The museum housed a collection of mostly nineteenth-century artifacts from the Rockport area and Spencer County. Including a large cabinet built by Thomas Lincoln. It also contained the original wooden signs that once graced the entrance to the village.The building's pioneer construction blends well into the village and once retained on display, old wagons and large farm implements and the like, several of these implements had originally been placed randomly about the village grounds.
Most of the buildings, unless otherwise noted, contain but one room. All are sparsely furnished largely with nineteenth-century artifacts, many of which are heirlooms from the descendants of the families whose homes the cabins represent. Some of the furniture was crafted by New Deal workers at the time of The village's construction. Many of the original interpretive signs, hand painted on pieces of masonite hanging outside the entrance of the building, survive, despite neglect.

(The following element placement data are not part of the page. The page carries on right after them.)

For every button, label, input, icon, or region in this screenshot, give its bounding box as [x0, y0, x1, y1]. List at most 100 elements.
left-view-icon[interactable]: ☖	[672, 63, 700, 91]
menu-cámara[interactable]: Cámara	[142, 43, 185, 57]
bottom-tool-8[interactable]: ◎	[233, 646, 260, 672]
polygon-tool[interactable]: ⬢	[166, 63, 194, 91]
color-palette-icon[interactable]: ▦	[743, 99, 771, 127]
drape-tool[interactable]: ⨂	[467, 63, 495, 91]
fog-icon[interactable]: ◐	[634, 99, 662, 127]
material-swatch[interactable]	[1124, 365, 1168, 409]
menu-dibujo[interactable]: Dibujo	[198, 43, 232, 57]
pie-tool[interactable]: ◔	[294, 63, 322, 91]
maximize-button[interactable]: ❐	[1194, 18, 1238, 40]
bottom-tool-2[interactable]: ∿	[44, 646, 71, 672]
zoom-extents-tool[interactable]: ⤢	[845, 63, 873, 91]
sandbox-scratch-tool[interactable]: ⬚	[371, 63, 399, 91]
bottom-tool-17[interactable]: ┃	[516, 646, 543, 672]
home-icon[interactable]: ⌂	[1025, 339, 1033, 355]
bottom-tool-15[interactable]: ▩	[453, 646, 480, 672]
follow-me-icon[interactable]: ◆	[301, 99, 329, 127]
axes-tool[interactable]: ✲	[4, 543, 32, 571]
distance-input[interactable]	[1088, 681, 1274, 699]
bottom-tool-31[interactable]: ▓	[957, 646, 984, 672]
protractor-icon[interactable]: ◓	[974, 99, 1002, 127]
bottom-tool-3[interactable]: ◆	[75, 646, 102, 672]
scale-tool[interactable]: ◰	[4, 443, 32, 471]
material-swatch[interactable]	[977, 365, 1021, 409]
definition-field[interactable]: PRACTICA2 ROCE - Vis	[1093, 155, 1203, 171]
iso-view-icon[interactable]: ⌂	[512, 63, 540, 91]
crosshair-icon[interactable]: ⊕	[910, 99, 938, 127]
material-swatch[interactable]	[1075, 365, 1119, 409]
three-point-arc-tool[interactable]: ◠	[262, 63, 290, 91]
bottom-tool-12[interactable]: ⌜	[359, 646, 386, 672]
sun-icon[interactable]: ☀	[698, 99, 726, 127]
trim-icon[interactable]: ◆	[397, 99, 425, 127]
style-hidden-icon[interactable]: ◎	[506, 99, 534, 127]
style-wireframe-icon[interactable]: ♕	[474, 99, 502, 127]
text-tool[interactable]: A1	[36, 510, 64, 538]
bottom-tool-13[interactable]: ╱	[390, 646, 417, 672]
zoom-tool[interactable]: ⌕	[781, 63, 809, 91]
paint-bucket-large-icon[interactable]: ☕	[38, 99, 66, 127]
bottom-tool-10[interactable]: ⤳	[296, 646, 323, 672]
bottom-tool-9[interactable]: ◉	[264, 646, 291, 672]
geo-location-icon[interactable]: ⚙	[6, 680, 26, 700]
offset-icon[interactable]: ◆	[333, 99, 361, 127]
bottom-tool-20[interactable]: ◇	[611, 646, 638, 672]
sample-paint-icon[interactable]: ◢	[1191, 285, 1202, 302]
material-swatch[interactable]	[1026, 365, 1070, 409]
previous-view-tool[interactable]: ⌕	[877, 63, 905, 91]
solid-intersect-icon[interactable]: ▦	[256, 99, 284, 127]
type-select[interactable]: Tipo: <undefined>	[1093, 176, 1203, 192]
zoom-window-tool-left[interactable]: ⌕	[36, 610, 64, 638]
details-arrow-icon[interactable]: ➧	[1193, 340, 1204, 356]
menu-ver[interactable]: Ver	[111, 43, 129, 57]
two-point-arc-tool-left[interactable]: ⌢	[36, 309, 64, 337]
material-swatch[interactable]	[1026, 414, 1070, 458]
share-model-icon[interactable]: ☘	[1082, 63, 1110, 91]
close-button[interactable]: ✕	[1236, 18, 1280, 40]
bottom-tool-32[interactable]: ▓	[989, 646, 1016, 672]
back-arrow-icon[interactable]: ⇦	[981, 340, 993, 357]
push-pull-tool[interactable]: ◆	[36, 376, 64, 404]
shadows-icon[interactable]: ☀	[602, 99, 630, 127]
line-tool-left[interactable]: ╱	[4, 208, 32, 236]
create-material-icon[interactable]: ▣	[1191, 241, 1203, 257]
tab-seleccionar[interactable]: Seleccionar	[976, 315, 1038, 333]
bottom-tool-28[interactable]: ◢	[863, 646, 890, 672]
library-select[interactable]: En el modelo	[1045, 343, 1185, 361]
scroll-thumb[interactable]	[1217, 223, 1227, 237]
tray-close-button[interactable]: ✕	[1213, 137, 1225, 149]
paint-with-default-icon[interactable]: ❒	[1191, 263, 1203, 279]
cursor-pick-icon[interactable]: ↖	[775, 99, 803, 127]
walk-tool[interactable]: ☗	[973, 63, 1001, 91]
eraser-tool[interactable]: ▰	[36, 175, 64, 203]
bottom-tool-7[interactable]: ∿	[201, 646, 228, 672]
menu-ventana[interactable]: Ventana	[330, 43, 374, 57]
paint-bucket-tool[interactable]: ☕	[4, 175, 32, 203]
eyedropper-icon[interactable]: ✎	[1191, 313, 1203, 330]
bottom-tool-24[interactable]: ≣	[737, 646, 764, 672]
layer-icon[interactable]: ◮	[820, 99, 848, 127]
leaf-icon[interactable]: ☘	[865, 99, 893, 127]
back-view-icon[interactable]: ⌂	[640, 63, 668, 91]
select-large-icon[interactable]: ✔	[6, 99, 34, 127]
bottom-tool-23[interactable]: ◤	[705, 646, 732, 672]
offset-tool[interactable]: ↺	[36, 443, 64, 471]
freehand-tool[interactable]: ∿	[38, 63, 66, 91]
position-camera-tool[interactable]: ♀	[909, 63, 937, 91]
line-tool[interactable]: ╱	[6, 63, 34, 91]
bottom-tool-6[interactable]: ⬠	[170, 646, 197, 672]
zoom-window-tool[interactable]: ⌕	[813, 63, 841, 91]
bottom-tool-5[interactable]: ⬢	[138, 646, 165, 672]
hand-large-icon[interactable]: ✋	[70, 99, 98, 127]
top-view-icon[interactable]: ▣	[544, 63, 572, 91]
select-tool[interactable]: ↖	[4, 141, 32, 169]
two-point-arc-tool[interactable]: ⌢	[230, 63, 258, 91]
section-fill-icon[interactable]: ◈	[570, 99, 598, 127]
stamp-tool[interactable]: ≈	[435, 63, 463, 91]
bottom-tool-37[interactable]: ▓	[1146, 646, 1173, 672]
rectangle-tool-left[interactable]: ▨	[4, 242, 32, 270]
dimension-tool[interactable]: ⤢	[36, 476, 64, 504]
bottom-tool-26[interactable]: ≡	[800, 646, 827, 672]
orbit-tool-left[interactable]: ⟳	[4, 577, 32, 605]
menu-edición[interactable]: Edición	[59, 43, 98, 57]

Lincoln Pioneer Village embodied the ideal that was so prevalent in the 1930's: "the intelligent use of leisure time." A particularly ambitious project for such a small town, Lincoln Pioneer Village was designed by noted artist and sculpture George Honig, probably best known for his heroic works in bronze, "Spirit of 1861" and "Spirit of 1916" in Evansville, and numerous small bronze memorial sculptures throughout Southwestern Indiana. Honig supervised the construction, although not all the elements present in his early sketches were realized.
With much ceremony and festive celebration, the Lincoln Pioneer Village was dedicated July 4th, 1935. Scores of costume interpreters portrayed specific characters and generic Pioneer Hoosiers.
In the early 1950's scenes from The Hollywood film "The Kentuckian" starring Burt Lancaster where shot in the village. The production crew constructed an additional building as a tobacco warehouse for the movie, which remained part of the village.
For decades Lincoln Pioneer Village remained a successful educational interest attraction. Thousands of school children from around the state visited on field trips. By the 1970's the village was in decline.